March 12, 2009 by Jeff Shepard

FuelCell Energy, Inc. reported results for its first quarter ended January 31, 2009. The company reported a 45% increase in total revenues for the first fiscal quarter of 2009 to $21.7 million from $15.0 million in the same period last year. Product sales and revenues increased 95% to $19.0 million from $9.8 million in the 2008 first quarter. Revenues improved due to increased production of megawatt-class (MW-class) power plants compared to the prior year period. The company’s product sales backlog as of January 31, 2009, including long-term service agreements, was $70.9 million compared to $84.7 million as of January 31, 2008 and $87.6 million as of October 31, 2008.

Research and development contract revenue was $2.7 million in the first quarter of 2009 compared to $5.3 million in the first quarter of 2008, primarily due to the completion of several government programs in the second half of fiscal 2008. In January, the U.S. Department of Energy (DOE) awarded the Company Phase II of the MW-class coal-based solid oxide fuel cell (SOFC) contract - a $30.2 million contract of which $21.0 million will be funded by the DOE. Research and development contract backlog was $23.1 million as of January 31, 2009 compared to $13.2 million at January 31, 2008.

The first quarter net loss to common shareholders was $20.7 million or $0.30 per basic and diluted share compared to $19.7 million or $0.29 per basic and diluted share in the same period last year. Net loss increased as higher volumes of product sales and revenues resulted in increased operating losses.
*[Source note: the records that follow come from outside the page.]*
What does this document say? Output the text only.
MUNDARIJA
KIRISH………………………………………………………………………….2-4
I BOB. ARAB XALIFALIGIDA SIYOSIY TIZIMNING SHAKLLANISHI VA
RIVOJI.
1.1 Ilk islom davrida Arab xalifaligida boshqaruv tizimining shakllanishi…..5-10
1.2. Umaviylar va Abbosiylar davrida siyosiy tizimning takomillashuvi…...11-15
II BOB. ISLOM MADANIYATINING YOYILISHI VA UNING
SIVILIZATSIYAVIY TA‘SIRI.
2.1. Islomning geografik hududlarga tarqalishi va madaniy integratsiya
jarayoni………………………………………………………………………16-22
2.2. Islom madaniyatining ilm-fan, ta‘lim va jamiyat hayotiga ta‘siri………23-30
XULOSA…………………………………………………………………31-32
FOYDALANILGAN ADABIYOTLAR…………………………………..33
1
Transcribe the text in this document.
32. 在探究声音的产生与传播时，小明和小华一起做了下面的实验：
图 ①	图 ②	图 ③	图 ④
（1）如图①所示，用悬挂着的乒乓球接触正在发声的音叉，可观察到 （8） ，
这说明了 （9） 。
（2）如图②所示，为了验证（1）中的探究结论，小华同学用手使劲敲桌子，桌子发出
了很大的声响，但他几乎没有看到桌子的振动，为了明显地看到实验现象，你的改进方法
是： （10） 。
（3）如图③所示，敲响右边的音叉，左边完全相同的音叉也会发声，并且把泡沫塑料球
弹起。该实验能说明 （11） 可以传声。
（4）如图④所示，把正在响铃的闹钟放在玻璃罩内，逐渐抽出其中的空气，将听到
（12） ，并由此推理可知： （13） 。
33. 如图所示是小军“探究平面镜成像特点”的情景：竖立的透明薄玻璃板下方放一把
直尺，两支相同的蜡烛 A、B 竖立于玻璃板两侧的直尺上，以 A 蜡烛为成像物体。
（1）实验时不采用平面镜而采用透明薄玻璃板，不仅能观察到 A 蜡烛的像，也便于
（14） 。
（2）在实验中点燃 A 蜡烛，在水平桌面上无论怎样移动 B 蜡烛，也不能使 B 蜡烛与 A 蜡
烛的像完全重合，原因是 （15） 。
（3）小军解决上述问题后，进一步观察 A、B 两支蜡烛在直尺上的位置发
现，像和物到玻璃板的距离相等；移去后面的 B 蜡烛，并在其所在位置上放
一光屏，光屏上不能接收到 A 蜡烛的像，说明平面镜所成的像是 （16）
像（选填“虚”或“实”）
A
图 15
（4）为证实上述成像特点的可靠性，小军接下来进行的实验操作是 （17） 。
The product cost-to-revenue ratio improved by 24% to 1.52-to-1 compared to the 1.99-to-1 reported in the prior year quarter, and was comparable to the 1.54-to-1 in the fourth quarter of 2008. The improved product margin is primarily attributable to increased production of lower cost MW-class power plants.

The company had high cash use in the first quarter which is expected to be offset by lower cash use in the second quarter. Timing of customer milestone payments increased accounts receivable to $30.4 million as of January 31, 2009 compared to $16.1 million at October 31, 2008. The Company also experienced delays closing contracts in the first quarter that it now expects to close in the second quarter. As a result, use of cash and investments in the quarter was $36.1 million compared to $15.1 million in the first quarter of 2008. Total cash and investments in U.S. treasuries were $50.8 million as of January 31, 2009. The company expects to manage cash and investments at or above this level in the second quarter of 2009.

The company has received the delayed milestone payments and it expects to receive new customer milestone payments as it adds contracts to backlog. Capital spending in the quarter totaled $1.2 million.

"We have a strong backlog, products that will be gross margin positive by the end of the year, and we see near-term opportunities for new orders in our key markets," said R. Daniel Brdar, Chairman and CEO. "The recently passed Recovery Act should create demand for many more clean energy projects and we have positioned the Company to capitalize on these opportunities."